Hello everyone! So about 2 months ago, we rescued a rabbit that had been released by one of our neighbors. A total of 4 were released, but we only managed to capture one, our now precious baby, Mocha. To our surprise, Mocha was a very pregnant bun, and a few days later gave birth to 6 incredibly cute babies. Unfortunately, 7 bunnies is just way too much for us to handle, and we've been trying to find good forever homes for them. We've contacted our local Rabbit Society through facebook, and the girl informed me she couldn't advertise bunnies that weren't in their care, but did add me and share my post about the bunnies on her personal facebook to see if she could help.
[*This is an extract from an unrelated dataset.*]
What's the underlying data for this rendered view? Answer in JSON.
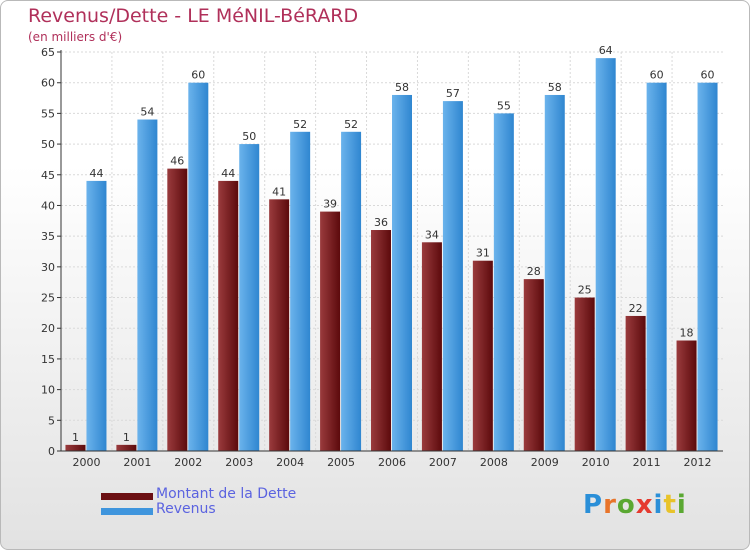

I submitted a form in order to get the bunnies accepted, although I specified that I'd be perfectly fine keeping them with me while homes are found for them. I haven't received a response so far. The bunnies are 60 days old today, and they are incredibly sweet. They are not yet spayed/neutered as they are not old enough, but we will be doing that ASAP, if they aren't rehomed first. They are not yet fully litter trained, although we are working on it, and have high hopes for them! Their mom is exceptionally good at only pooping and peeing in her litter box, so we expect the bunnies will probably be pretty good too! There are (I believe) 3 boys and 3 girls. 4 ruby eyed white buns, 1 black and white bun, and 1 brown and white bun. Like I said they are all very sweet, and anyone who is in Georgia (Gainesville area) is welcome to come visit to see if they want one! You're still welcome to visit at your own expense if you live farther away! Of course, as per the suggestion of all the rehoming guides I've read, an adoption fee of $20 dollars will apply before I'll give them away. I would also like to ask some questions to any prospective bunny parents to make sure they won't be set loose like their mom was. I'm willing to travel to deliver the baby(ies) if it's a for sure adoption, but only within a reasonable distance of Gainesville, GA. Below are two albums I uploaded a while back with pictures of the buns!

http://imgur.com/gallery/qSZCB

http://imgur.com/gallery/8QLi2

TL;DR: Mom bunny rescued. Was pregnant. Giving away some of the babies. $20 adoption fee and questions will be asked. bunnies pictured above.


----------